Your evaluation framework should include a comparative analysis against alternative solutions. For instance, compare a zk-SNARK proof for a private transaction to the gas cost of a standard transfer or a more complex privacy mixnet. Consider the trade-offs: while a zk-rollup batch proof might be large, its cost per transaction amortizes efficiently. Always profile proof generation time and memory usage offchain, as these impact user experience and the hardware requirements for provers. Libraries like arkworks (Rust) or circomlib provide benchmarks for different curve operations and constraint systems.

The next step is integration testing in a forked mainnet environment. Deploy your verifier contract and simulate full transaction flows using tools like Tenderly or Foundry's cheatcodes. This reveals real-world gas costs under network congestion and validates that proof sizes remain within acceptable limits after all encoding and ABI packaging. Monitor for edge cases that could inflate proof data, such as dynamic array lengths or optional fields that aren't efficiently handled by your proof circuit.
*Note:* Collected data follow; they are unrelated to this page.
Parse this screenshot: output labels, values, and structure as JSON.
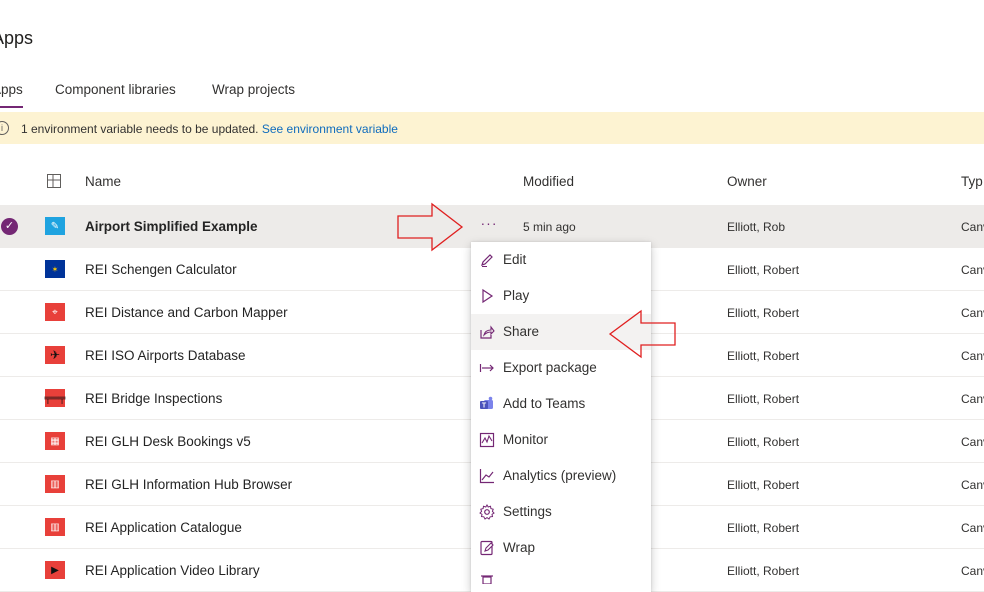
{
  "page": {
    "title": "Apps"
  },
  "tabs": [
    {
      "label": "Apps",
      "active": true
    },
    {
      "label": "Component libraries",
      "active": false
    },
    {
      "label": "Wrap projects",
      "active": false
    }
  ],
  "banner": {
    "message": "1 environment variable needs to be updated. ",
    "link": "See environment variable",
    "icon": "info-icon"
  },
  "table": {
    "headers": {
      "name": "Name",
      "modified": "Modified",
      "owner": "Owner",
      "type": "Typ"
    },
    "rows": [
      {
        "name": "Airport Simplified Example",
        "modified": "5 min ago",
        "owner": "Elliott, Rob",
        "type": "Canv",
        "icon": "pencil-icon",
        "icon_color": "#1fa3e0",
        "selected": true
      },
      {
        "name": "REI Schengen Calculator",
        "modified": "",
        "owner": "Elliott, Robert",
        "type": "Canv",
        "icon": "eu-flag-icon",
        "icon_color": "#003399",
        "selected": false
      },
      {
        "name": "REI Distance and Carbon Mapper",
        "modified": "",
        "owner": "Elliott, Robert",
        "type": "Canv",
        "icon": "map-icon",
        "icon_color": "#e8403a",
        "selected": false
      },
      {
        "name": "REI ISO Airports Database",
        "modified": "",
        "owner": "Elliott, Robert",
        "type": "Canv",
        "icon": "airplane-icon",
        "icon_color": "#e8403a",
        "selected": false
      },
      {
        "name": "REI Bridge Inspections",
        "modified": "",
        "owner": "Elliott, Robert",
        "type": "Canv",
        "icon": "bridge-icon",
        "icon_color": "#e8403a",
        "selected": false
      },
      {
        "name": "REI GLH Desk Bookings v5",
        "modified": "",
        "owner": "Elliott, Robert",
        "type": "Canv",
        "icon": "desk-icon",
        "icon_color": "#e8403a",
        "selected": false
      },
      {
        "name": "REI GLH Information Hub Browser",
        "modified": "",
        "owner": "Elliott, Robert",
        "type": "Canv",
        "icon": "books-icon",
        "icon_color": "#e8403a",
        "selected": false
      },
      {
        "name": "REI Application Catalogue",
        "modified": "",
        "owner": "Elliott, Robert",
        "type": "Canv",
        "icon": "books-icon",
        "icon_color": "#e8403a",
        "selected": false
      },
      {
        "name": "REI Application Video Library",
        "modified": "",
        "owner": "Elliott, Robert",
        "type": "Canv",
        "icon": "video-icon",
        "icon_color": "#e8403a",
        "selected": false
      }
    ]
  },
  "context_menu": {
    "items": [
      {
        "label": "Edit",
        "icon": "edit-icon"
      },
      {
        "label": "Play",
        "icon": "play-icon"
      },
      {
        "label": "Share",
        "icon": "share-icon"
      },
      {
        "label": "Export package",
        "icon": "export-icon"
      },
      {
        "label": "Add to Teams",
        "icon": "teams-icon"
      },
      {
        "label": "Monitor",
        "icon": "monitor-icon"
      },
      {
        "label": "Analytics (preview)",
        "icon": "analytics-icon"
      },
      {
        "label": "Settings",
        "icon": "settings-icon"
      },
      {
        "label": "Wrap",
        "icon": "wrap-icon"
      }
    ]
  },
  "colors": {
    "accent": "#742774",
    "annotation": "#e02020",
    "banner": "#fdf3d2",
    "selected_row": "#edebe9"
  }
}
Finally, stay informed about layer-2 and scalability innovations that can alter the cost calculus. Ethereum's EIP-4844 (proto-danksharding) introduces blob storage for rollups, drastically reducing calldata costs for large proofs. Emerging chains like zkSync Era and Starknet have native, gas-optimized verifiers for their respective proof systems (SNARKs and STARKs). Regularly consult resources like the Ethereum Gas Station for current fee data and the documentation for your chosen proof framework (e.g., Circom, Halo2) for performance updates.